Edit: as a follow-up, is there a low-end threshold? By that I mean, if you take that hypothetical cpu with a 40 yr lifespan at 78c and 1.3v, will it really last 2560 years if you are able to run it at 1.0v and keep the 78c temperature (assuming the other parts last that long of course)? Or do you get a law of diminishing returns as you underclock/undervolte below specs?
 
Last edited:

ehume

Golden Member
Nov 6, 2009
1,511
73
91
Thanks for the information. Like everyone else, I'll be digesting this.

One question: when I got into the OC hobby two years ago, AMD users were commenting that their CPU's began making mistakes when their temps got up into the high 50's. From this I concluded that they and Intel were using fundamentally different technology.

Does anyone else remember AMD chips making errors when they hit 57-60c? Or was I somehow reading the posts incorrectly? I 'll admit that a lot more went over my head then than now.
 

CTho9305

Elite Member
Jul 26, 2000
9,214
1
81
Has anyone intentionally tried to exceed the expected lifetime of a CPU? Can you overclock and overvolt then see it's reduced lifetime?

I only ask because I remember a post where some guys were intentionally writing terabytes to SSD drives to attempt to get them to exceed their lifetimes. Turned out the SSDs lasted way way longer than expected, perhaps due to over-engineering or whatever. Maybe the CPUs would be similar, where you can't really break them anymore (within a reasonable lifetime)?

Not quite.
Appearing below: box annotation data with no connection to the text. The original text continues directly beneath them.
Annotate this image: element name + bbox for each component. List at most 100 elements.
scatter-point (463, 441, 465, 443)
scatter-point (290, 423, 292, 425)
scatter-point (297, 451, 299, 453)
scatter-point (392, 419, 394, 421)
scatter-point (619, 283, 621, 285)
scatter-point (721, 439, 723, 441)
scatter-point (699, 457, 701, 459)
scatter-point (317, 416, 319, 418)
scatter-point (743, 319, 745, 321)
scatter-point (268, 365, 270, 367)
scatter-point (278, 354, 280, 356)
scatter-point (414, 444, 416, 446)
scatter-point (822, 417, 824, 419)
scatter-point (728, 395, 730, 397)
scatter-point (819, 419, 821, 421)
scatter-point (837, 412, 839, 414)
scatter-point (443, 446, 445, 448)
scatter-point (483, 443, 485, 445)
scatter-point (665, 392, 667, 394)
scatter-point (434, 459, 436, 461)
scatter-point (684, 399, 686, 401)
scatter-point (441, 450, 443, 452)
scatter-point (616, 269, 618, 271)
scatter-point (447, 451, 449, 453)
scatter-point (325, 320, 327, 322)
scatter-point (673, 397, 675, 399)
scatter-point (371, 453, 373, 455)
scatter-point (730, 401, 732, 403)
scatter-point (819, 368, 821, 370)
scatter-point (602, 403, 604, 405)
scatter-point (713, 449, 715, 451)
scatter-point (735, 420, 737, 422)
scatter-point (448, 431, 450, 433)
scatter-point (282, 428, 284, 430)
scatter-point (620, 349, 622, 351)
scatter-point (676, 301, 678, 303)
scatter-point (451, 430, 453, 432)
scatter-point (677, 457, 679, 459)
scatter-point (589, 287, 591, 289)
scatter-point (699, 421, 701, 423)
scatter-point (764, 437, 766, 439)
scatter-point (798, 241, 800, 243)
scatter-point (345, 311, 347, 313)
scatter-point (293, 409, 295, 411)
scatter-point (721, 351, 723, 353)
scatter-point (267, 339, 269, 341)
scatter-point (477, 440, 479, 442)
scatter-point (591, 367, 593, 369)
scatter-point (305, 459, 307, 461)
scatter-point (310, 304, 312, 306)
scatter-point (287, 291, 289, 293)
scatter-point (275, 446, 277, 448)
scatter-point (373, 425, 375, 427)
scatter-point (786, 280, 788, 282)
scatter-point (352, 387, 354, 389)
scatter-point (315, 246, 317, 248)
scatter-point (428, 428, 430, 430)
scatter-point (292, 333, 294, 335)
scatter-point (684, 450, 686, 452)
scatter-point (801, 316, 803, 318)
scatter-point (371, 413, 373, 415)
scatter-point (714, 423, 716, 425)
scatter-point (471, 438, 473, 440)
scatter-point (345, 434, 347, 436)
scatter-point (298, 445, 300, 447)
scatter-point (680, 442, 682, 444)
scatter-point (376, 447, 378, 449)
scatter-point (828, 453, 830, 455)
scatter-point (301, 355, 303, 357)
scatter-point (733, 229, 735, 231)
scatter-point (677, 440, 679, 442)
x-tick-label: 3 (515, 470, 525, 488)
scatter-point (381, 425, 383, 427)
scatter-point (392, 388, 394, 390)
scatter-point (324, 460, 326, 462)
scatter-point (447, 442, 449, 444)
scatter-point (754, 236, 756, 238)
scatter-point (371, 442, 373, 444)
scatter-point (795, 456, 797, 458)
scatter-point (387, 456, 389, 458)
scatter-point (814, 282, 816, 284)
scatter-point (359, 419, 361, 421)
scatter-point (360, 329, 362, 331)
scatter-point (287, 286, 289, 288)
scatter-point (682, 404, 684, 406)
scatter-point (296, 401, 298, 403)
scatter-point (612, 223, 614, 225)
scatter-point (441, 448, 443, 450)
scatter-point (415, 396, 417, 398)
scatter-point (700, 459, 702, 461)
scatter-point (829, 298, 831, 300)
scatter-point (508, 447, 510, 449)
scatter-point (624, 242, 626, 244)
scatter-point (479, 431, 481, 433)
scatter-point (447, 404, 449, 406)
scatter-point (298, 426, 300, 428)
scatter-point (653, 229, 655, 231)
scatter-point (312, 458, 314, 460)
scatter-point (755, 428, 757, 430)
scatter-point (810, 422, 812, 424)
The lifetimes can be specified such that some percentage of chips fail at end-of-life, so a 10 year lifetime might mean "1% of chips fail after 10 years". For an OEM, that may be a big deal (since they will have an enormous number of returns), but for overclockers, that's probably in the noise of other failures (e.g. bending pins, crushing de-lidded cores, etc). I don't know what the actual specification is for products, but I would expect that most chips/SSDs/cars/Mars rovers/whatever will last well beyond their rated lifetimes. To get meaningful results, you would need to put dozens or hundreds of parts through the same usage patterns - you can't get much from testing one chip.

So you probably could take your thuban to say 130C provided you could clock it at 100MHz and have it operate with say a scant 0.8V or some such.

Obviously I don't know the exact limits for thuban specifically, but within the physic's induced limits of process technology itself and my own experiences in developing technology nodes, I think these are reasonable guesstimates.
You have to be a little careful even when taking any one dimension to extremes. For example, at 0Hz and 0V, at some point temperature will destroy/damage the part (whether it's a mechanical issues, where different coefficients of expansion result in something breaking/cracking, or a silicon issue like stress migration). But you're correct that you can trade the dimensions off against each other within reasonable limits. By the way, excellent posts, IDC.
 

thilanliyan

Lifer
Jun 21, 2005
12,000
2,225
126
All this talk is making me want a Sandy Bridge!!

Sigh...being an AMD fan sucks right now lol. At least the GPU side is not putting out duds.